Does Medicare Cover Cosmetic Surgery?

Medicare covers some medically necessary cosmetic surgeries. Medicare will also cover some weight loss surgeries if you meet specific criteria. However, Medicare will never cover a procedure if its only purpose is to improve your appearance.

Which Cosmetic Surgeries Are Covered by Medicare?

Medicare will not cover cosmetic or plastic surgery unless it is considered medically necessary.

Medicare will cover cosmetic surgery if:
  • It’s a result of accidental injury.
  • It improves the function of a malformed body part.
  • You undergo a mastectomy due to breast cancer and you receive breast prostheses for reconstruction.

While surgeries must be considered medically necessary, many procedures that treat health conditions can also improve a patient’s appearance at the same time.

For example, rhinoplasty to correct a malformed nasal passage and chronic breathing issues may also improve how the nose looks. Or removing excessive eye skin to improve vision may also improve the look of the eyelid.

How Much Does Medicare Cover for Cosmetic Surgery?

Costs for medically necessary cosmetic procedures can vary under Medicare.

It’s important to know if your surgery is an inpatient or outpatient procedure.

Inpatient surgeries are covered under Medicare Part A. You will need to meet the standard Part A deductible of $1,408. After that, Medicare pays all covered hospital charges for up to 60 days.

Outpatient procedures are covered under Medicare Part B. You will need to meet the Part B deductible of $198.

After that, you will usually pay 20 percent of the Medicare-approved amount for doctor services. You may also pay the hospital a copayment for each service you get in an outpatient setting.

For both inpatient and outpatient procedures, the surgery must be performed by a health care provider who accepts Medicare.

It must also be ordered or prescribed by a licensed physician or health care provider.

Does Medicare Cover Weight Loss Surgery?

If you are morbidly obese, Medicare will cover some costs of weight loss surgeries.

These procedures are known as bariatric surgery, and they involve altering your digestive system to help you lose weight.

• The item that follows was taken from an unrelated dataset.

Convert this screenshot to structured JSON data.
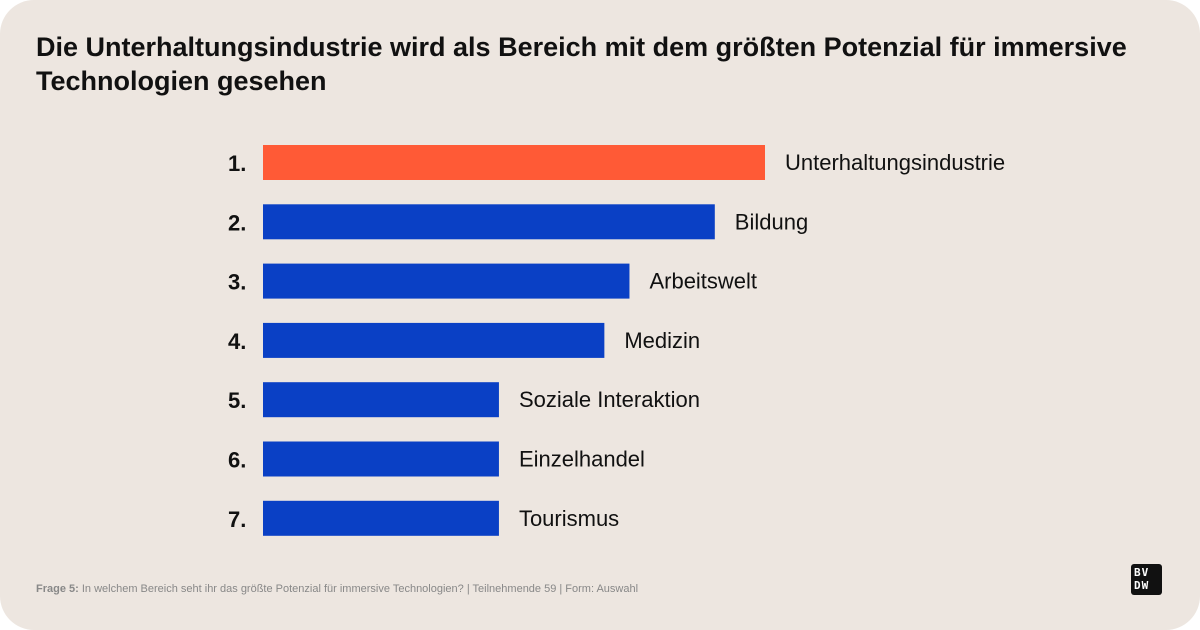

Bariatric surgical procedures include gastric bypass and laparoscopic banding surgery.

Did You Know?
While bariatric surgery can offer many benefits, all weight-loss surgeries are major procedures that can include serious risks and side effects.
Source: Mayo Clinic

It can be difficult to estimate how much bariatric surgery may cost you. It’s important to find out if you’re an inpatient or outpatient.

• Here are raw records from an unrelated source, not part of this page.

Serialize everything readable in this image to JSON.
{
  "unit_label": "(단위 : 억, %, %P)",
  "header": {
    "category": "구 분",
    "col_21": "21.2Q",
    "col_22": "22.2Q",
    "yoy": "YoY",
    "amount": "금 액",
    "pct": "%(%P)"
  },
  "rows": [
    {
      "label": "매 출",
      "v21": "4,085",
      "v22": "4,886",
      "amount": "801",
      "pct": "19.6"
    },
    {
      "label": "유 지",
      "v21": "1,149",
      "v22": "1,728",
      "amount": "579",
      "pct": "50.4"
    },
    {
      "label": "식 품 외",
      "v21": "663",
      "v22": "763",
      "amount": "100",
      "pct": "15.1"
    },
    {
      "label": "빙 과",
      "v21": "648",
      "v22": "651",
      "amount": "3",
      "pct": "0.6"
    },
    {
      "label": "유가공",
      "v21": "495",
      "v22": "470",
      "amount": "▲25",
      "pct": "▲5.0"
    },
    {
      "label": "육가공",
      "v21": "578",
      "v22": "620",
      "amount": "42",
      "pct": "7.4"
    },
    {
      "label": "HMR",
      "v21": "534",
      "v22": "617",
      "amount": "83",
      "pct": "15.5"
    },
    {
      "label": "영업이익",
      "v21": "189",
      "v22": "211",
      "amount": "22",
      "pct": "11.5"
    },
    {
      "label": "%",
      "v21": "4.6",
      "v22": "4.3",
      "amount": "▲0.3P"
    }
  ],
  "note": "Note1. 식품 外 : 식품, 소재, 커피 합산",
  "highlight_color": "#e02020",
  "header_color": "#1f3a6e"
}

You’ll need to pay your deductible before Medicare pays anything. You may also owe copayments for the care you receive.

To qualify for Medicare-covered bariatric surgery, you must have:
  • A body mass index of 35 or greater.
  • At least one comorbid condition directly related to your obesity, such as sleep apnea or diabetes.
  • Participated in a medically supervised weight loss program.

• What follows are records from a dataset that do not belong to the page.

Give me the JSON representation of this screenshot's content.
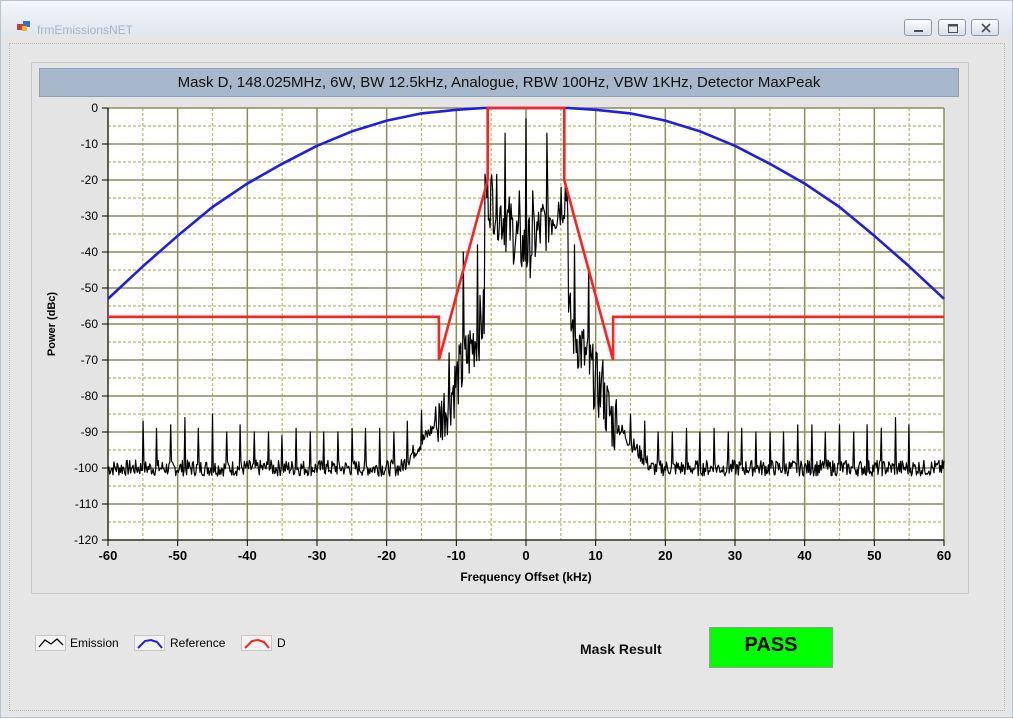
{
  "window": {
    "title": "frmEmissionsNET",
    "controls": [
      "minimize",
      "restore",
      "close"
    ]
  },
  "chart": {
    "title": "Mask D, 148.025MHz, 6W, BW 12.5kHz, Analogue, RBW 100Hz, VBW 1KHz, Detector MaxPeak"
  },
  "chart_data": {
    "type": "line",
    "title": "Mask D, 148.025MHz, 6W, BW 12.5kHz, Analogue, RBW 100Hz, VBW 1KHz, Detector MaxPeak",
    "xlabel": "Frequency Offset (kHz)",
    "ylabel": "Power (dBc)",
    "xlim": [
      -60,
      60
    ],
    "ylim": [
      -120,
      0
    ],
    "x_ticks": [
      -60,
      -50,
      -40,
      -30,
      -20,
      -10,
      0,
      10,
      20,
      30,
      40,
      50,
      60
    ],
    "x_tick_labels": [
      "-60",
      "-50",
      "-40",
      "-30",
      "-20",
      "-10",
      "0",
      "10",
      "20",
      "30",
      "40",
      "50",
      "60"
    ],
    "y_ticks": [
      0,
      -10,
      -20,
      -30,
      -40,
      -50,
      -60,
      -70,
      -80,
      -90,
      -100,
      -110,
      -120
    ],
    "y_tick_labels": [
      "0",
      "-10",
      "-20",
      "-30",
      "-40",
      "-50",
      "-60",
      "-70",
      "-80",
      "-90",
      "-100",
      "-110",
      "-120"
    ],
    "grid": true,
    "legend_position": "bottom-left",
    "series": [
      {
        "name": "Emission",
        "color": "#000000",
        "noise_floor": -100,
        "spikes": [
          {
            "x": -55,
            "y": -87
          },
          {
            "x": -53,
            "y": -89
          },
          {
            "x": -51,
            "y": -88
          },
          {
            "x": -49,
            "y": -86
          },
          {
            "x": -47,
            "y": -89
          },
          {
            "x": -45,
            "y": -85
          },
          {
            "x": -43,
            "y": -90
          },
          {
            "x": -41,
            "y": -88
          },
          {
            "x": -39,
            "y": -90
          },
          {
            "x": -37,
            "y": -90
          },
          {
            "x": -35,
            "y": -91
          },
          {
            "x": -33,
            "y": -89
          },
          {
            "x": -31,
            "y": -90
          },
          {
            "x": -29,
            "y": -90
          },
          {
            "x": -27,
            "y": -90
          },
          {
            "x": -25,
            "y": -89
          },
          {
            "x": -23,
            "y": -89
          },
          {
            "x": -21,
            "y": -89
          },
          {
            "x": -19,
            "y": -90
          },
          {
            "x": -17,
            "y": -87
          },
          {
            "x": -15,
            "y": -84
          },
          {
            "x": -13,
            "y": -83
          },
          {
            "x": -11,
            "y": -68
          },
          {
            "x": -9,
            "y": -40
          },
          {
            "x": -7,
            "y": -38
          },
          {
            "x": -5,
            "y": -20
          },
          {
            "x": -3,
            "y": -7
          },
          {
            "x": -1,
            "y": -23
          },
          {
            "x": 0,
            "y": -3
          },
          {
            "x": 1,
            "y": -23
          },
          {
            "x": 3,
            "y": -7
          },
          {
            "x": 5,
            "y": -22
          },
          {
            "x": 7,
            "y": -38
          },
          {
            "x": 9,
            "y": -44
          },
          {
            "x": 11,
            "y": -70
          },
          {
            "x": 13,
            "y": -81
          },
          {
            "x": 15,
            "y": -85
          },
          {
            "x": 17,
            "y": -87
          },
          {
            "x": 19,
            "y": -90
          },
          {
            "x": 21,
            "y": -90
          },
          {
            "x": 23,
            "y": -89
          },
          {
            "x": 25,
            "y": -90
          },
          {
            "x": 27,
            "y": -89
          },
          {
            "x": 29,
            "y": -90
          },
          {
            "x": 31,
            "y": -89
          },
          {
            "x": 33,
            "y": -90
          },
          {
            "x": 35,
            "y": -90
          },
          {
            "x": 37,
            "y": -90
          },
          {
            "x": 39,
            "y": -88
          },
          {
            "x": 41,
            "y": -88
          },
          {
            "x": 43,
            "y": -90
          },
          {
            "x": 45,
            "y": -88
          },
          {
            "x": 47,
            "y": -90
          },
          {
            "x": 49,
            "y": -88
          },
          {
            "x": 51,
            "y": -89
          },
          {
            "x": 53,
            "y": -86
          },
          {
            "x": 55,
            "y": -88
          }
        ]
      },
      {
        "name": "Reference",
        "color": "#1e1ee6",
        "x": [
          -60,
          -55,
          -50,
          -45,
          -40,
          -35,
          -30,
          -25,
          -20,
          -15,
          -10,
          -6,
          0,
          6,
          10,
          15,
          20,
          25,
          30,
          35,
          40,
          45,
          50,
          55,
          60
        ],
        "y": [
          -53,
          -44,
          -35.5,
          -27.5,
          -21,
          -15.5,
          -10.5,
          -6.5,
          -3.5,
          -1.5,
          -0.5,
          0,
          0,
          0,
          -0.5,
          -1.5,
          -3.5,
          -6.5,
          -10.5,
          -15.5,
          -21,
          -27.5,
          -35.5,
          -44,
          -53
        ]
      },
      {
        "name": "D",
        "color": "#ff2020",
        "x": [
          -60,
          -12.5,
          -12.5,
          -5.5,
          -5.5,
          5.5,
          5.5,
          12.5,
          12.5,
          60
        ],
        "y": [
          -58,
          -58,
          -70,
          -20,
          0,
          0,
          -20,
          -70,
          -58,
          -58
        ]
      }
    ]
  },
  "legend": {
    "items": [
      {
        "label": "Emission",
        "color": "#000000"
      },
      {
        "label": "Reference",
        "color": "#1e1ee6"
      },
      {
        "label": "D",
        "color": "#ff2020"
      }
    ]
  },
  "result": {
    "label": "Mask Result",
    "value": "PASS",
    "color": "#00ff00"
  }
}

To be covered by Medicare, weight loss surgery must be performed at a facility that is certified by either the American College of Surgeons or the American Society for Bariatric Surgery.

Medicare will pay for abdominoplasty — also known as a tummy tuck — after weight loss surgery if it is deemed medically necessary because excess skin is causing rashes or infections.

What Is the Prior Authorization Process?

Certain surgeries must now receive prior authorization before Medicare will cover associated costs.

In July 2020, the Centers for Medicare & Medicaid Services put prior authorization requirements in place for certain hospital outpatient procedures “as a method for controlling unnecessary increases in the volume of these services.”

The following outpatient surgeries now require prior authorization:
  • Vein ablation
  • Panniculectomy
  • Blepharoplasty
  • Rhinoplasty
  • Botulinum toxin injections

According to CMS, the goal of requiring prior authorization is to protect the Medicare Trust Funds from improper payments while still giving patients access to these surgeries for medically necessary reasons.

If prior authorization is not requested in advance for one of these procedures, it will not be covered by Medicare and you won’t be able to appeal the decision.

Prior authorization involves sending medical records to Medicare.

A Medicare Administrative Contractor, or MAC, will then review the records and determine whether the procedure is medically necessary. A MAC is a private contractor who processes Medicare claims.

Prior authorization claims are usually processed within 10 days.

Before you undergo one of the outpatient procedures listed above, make sure to ask your doctor if prior authorization has been requested on your behalf.